ATCO Structures and Logistics (ATCO) has entered into an agreement with Bechtel to design, manufacture, transport and install 357 modular units for project. The contract, valued at an estimated $100 million, commenced with the design phase in mid April, 2013.

As a result of the agreement, ATCO expects to create 137 new jobs, including 42 manufacturing jobs in Perth and Brisbane and 95 jobs based onsite at Ashburton North.

The new roles created onsite include engineering, plumbing, carpentry, electrical trades, general labouring and administrative positions. The agreement also supports 70 existing manufacturing, in-house subcontractor and support staff positions.

The units supplied will be used to form a variety of office complexes and free standing modular buildings onsite including training centres, IT buildings, guardhouses and medical centres. The units will be built at ATCO’s manufacturing facilities in Brisbane and Perth. The 14,000sq m facility in Perth is the newest addition to ATCO’s construction operations in Australia.

This is ATCO’s fourth major contract win supporting LNG projects in Australia. In 2011 and 2012, ATCO delivered three large workforce housing projects for LNG facilities on Curtis Island, providing more than 6000 beds for workers constructing LNG terminals.

Generating local jobs

Ashburton North is now home to more than 3000 workers, representing 145 contractor and subcontractor companies alike – each committed to delivering their respective work scopes across the project. By the end of 2013, the onsite Wheatstone workforce is expected to increase to more than 4000.

What’s more, a major contract to design, manufacture and install more than 300 modular units has already created more than 100 new jobs.

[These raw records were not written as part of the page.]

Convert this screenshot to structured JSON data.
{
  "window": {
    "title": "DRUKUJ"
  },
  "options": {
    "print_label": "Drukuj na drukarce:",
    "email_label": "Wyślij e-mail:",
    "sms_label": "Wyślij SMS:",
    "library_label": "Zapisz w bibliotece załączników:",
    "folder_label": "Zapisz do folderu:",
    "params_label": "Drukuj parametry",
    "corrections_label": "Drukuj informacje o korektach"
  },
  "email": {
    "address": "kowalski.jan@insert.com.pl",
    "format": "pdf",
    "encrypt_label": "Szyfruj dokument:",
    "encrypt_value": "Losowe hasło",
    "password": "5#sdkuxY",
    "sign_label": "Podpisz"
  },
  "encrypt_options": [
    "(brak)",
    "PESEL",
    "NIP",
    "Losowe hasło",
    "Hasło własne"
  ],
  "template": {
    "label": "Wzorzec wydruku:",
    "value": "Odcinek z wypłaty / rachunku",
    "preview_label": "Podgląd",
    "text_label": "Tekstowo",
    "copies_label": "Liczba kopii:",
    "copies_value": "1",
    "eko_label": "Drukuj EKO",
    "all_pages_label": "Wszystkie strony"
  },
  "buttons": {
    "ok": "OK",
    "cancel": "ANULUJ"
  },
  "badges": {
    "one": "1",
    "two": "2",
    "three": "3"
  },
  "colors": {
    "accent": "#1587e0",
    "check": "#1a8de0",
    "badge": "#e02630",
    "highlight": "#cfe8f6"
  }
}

ATCO Structures and Logistics Australia recently secured the contract, valued at an estimated $100 million, which will require engineering, plumbing, carpentry, electrical trades, general

labouring and administrative positions. The 137 new jobs already created include 42 manufacturing jobs in Perth and Brisbane and an additional 95 jobs based onsite at Ashburton North.

The modular units will become offices, training centres, IT buildings, guardhouses and medical centres.

ATCO Structures and Logistics Australia managing director Adam Beattie said the units would be built at the company’s new manufacturing facilities in Kwinana, Western Australia and in Queensland.

“We are pleased to support local industry and look forward to the opening of our new Kwinana manufacturing facility later this year,” Mr Beattie said.

“While the facility was commissioned prior to the Wheatstone contract, the first units to be produced there will be specifically for Wheatstone and that is significant for the company.”

Former Federal Resources Minister Gary Gray said it was great to see a local company getting significant fabrication contracts in the resources sector.

“There is nothing more important than getting people into work, which is why it is so fantastic when new opportunities like this come along,” Mr Gray said.

Cementing Australia as a reliable supplier of natural gas

Since the project’s inception, Chevron has marketed this major LNG venture as a way to reinforce Australia as an expanding and reliable supplier of clean, natural gas for the 21st century.

After beginning construction in late 2011, Chevron committed more than $10 billion dollars in services and supply contracts to Australian businesses. Often, there has been a further spin-off to the local economy with subcontractors of main contract winners also gaining new supplier opportunities. Australian companies that have won contracts related to the project include air, bridge construction, medical, network and telephony and electrical control and distribution services.

Both Chevron’s Wheatstone and Gorgon projects will provide critical mass in Western Australia and the nation to stimulate research and development in areas such as petroleum production, health and safety, gas processing technologies, CO2 management, sub-sea technology and environmental management. It is this longer-term investment in people and technology, along with the ongoing jobs and billions of dollars that will flow into economy in the next 40 to 50 years that Chevron says are the real benefits of mega projects such as Wheatstone and Gorgon.